こうした要求は、ドキュメントリポジトリやプロジェクトデータベースに流し込む。また、受信ボックスを空っぽの状態に保つために、さまざまな取り組みが必要になる。新たに生じるタスクを把握したければ、ボイスメールや電子メール、議事録をタスクのリストとして利用してはならない。決まった日時までに終わらせる必要のある会議やタスクはすべて、携帯情報通信端末(PDA)のカレンダーやプロジェクト計画に登録して、受信ボックスから削除するのだ。PDAを持っていない場合は、Palm Desktopが無料でダウンロードできる。残しておきたい添付ファイルやメールの本文は、ドキュメントリポジトリに移せば、受信ボックスから削除できる。
これらのプロジェクト管理のわずかな標準を適用するだけでも、きっと仕事を始めるのに役立つだろう。

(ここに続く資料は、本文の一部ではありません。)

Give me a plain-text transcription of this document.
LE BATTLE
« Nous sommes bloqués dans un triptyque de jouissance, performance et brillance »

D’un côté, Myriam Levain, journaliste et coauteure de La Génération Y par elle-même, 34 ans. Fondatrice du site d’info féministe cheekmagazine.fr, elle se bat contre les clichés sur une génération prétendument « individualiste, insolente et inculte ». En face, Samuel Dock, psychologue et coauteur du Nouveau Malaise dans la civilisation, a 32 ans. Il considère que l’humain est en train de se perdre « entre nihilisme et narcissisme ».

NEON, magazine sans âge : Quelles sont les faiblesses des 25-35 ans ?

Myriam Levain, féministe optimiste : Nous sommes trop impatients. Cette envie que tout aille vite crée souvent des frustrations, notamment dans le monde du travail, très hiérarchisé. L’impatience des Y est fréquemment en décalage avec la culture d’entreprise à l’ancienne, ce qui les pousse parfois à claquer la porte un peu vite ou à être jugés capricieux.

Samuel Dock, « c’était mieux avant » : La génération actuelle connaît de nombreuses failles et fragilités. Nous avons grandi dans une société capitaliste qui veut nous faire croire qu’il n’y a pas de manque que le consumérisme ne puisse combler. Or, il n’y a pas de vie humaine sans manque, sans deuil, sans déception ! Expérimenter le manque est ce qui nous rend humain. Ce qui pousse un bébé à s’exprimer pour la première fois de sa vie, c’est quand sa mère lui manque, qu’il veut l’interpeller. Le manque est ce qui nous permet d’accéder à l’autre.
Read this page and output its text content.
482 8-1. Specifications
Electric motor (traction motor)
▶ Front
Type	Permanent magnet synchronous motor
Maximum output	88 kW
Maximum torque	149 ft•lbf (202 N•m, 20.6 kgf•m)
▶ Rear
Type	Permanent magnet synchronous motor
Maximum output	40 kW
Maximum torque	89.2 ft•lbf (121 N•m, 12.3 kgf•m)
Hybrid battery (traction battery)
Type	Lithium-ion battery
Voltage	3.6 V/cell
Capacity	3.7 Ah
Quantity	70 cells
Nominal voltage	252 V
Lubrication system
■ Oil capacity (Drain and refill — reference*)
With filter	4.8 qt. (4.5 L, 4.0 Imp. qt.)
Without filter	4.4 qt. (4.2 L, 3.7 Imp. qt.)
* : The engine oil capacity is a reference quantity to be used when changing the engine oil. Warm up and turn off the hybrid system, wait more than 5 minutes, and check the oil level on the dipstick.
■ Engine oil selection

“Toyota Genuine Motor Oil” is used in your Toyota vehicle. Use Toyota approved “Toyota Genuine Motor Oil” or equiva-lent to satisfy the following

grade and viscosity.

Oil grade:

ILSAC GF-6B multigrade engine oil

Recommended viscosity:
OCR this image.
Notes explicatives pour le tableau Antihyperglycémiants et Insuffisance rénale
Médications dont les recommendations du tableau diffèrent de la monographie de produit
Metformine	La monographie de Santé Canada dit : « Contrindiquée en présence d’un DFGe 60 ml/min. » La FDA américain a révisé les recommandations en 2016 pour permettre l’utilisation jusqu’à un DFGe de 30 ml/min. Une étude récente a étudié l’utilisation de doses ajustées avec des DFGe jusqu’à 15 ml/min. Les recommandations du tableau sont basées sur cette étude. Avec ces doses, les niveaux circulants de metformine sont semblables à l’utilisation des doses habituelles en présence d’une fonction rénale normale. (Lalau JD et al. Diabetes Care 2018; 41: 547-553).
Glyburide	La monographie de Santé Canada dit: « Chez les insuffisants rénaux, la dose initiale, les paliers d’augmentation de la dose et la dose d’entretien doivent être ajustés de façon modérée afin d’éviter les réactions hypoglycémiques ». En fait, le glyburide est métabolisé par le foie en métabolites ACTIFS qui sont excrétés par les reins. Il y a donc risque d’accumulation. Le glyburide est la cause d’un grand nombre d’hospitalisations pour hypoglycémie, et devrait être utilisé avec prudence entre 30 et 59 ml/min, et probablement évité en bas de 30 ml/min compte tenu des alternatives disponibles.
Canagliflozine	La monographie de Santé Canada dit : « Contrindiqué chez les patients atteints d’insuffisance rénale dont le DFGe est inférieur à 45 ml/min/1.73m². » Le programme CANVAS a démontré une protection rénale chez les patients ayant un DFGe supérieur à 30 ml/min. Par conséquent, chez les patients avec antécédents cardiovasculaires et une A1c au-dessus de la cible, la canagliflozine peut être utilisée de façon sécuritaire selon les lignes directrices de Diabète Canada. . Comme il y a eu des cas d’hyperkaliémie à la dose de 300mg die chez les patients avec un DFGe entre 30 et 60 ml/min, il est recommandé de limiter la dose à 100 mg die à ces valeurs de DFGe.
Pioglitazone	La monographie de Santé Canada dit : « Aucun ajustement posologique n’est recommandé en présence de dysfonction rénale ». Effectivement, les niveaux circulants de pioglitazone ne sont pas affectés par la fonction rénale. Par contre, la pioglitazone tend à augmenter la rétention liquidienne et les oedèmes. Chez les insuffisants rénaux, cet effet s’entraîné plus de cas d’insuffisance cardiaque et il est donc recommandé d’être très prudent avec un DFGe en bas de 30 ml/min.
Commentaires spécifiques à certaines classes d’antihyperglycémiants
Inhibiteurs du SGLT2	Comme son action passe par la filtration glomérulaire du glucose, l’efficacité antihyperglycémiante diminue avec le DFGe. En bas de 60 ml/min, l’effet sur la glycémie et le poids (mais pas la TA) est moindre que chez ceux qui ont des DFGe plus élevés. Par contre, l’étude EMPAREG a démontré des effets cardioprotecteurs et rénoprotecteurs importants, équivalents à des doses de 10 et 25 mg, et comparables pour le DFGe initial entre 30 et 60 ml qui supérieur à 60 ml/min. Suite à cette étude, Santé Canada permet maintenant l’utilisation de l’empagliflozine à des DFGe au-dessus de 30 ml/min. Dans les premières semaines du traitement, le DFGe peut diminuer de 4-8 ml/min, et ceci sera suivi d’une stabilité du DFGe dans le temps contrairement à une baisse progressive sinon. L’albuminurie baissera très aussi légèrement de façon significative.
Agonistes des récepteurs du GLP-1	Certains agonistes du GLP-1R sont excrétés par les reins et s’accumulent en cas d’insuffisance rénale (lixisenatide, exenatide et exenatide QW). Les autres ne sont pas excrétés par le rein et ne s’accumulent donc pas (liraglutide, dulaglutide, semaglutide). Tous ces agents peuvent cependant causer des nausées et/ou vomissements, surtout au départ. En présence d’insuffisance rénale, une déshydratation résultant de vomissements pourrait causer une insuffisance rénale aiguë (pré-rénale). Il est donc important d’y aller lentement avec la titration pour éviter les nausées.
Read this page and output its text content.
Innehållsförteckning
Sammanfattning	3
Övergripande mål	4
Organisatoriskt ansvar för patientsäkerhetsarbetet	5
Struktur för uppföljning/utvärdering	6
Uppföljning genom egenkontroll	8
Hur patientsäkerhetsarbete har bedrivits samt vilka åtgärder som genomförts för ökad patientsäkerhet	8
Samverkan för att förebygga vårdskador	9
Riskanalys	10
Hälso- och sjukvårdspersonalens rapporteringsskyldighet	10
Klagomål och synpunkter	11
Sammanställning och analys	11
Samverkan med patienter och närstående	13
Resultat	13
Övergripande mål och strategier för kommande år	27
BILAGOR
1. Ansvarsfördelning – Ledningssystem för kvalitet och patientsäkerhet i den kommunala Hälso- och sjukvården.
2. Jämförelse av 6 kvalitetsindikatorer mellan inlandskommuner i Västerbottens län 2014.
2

あなたの思い描く理想とのギャップを埋めるとともに、可能ならいつでもプロセスの改善点をテンプレートに追加することができる。テンプレートを作成しておけば、新規プロジェクトの実行許可が出る前に何を定義すべきかといったことは、大した問題ではなくなるはずだ。たとえば、サポートスタッフの研修が自分用のプロジェクト計画テンプレートに含まれていれば、スケジュールに入れ忘れるなどということは決して起こらないだろう。
また、プロジェクトデータベースを利用するときは、PMBOKやその他のプロジェクト管理システムから追加の詳細情報をテンプレートに追加する。たとえば、PMBOKの173ページに定義されているコストパフォーマンス指標(CPI)やスケジュールパフォーマンス指標(SPI)を計算するための情報などだ。もっと踏み込んで、時間の集計や、プロジェクトのリソース配分の現状に基づいてリソースが利用できるかどうかの予測を行なうこともできる。また、バグの追跡や知識ベースの各項目に対応したテーブルを検討してもよいだろう。一度データベースに移行してしまえば、その可能性に際限はないのだ。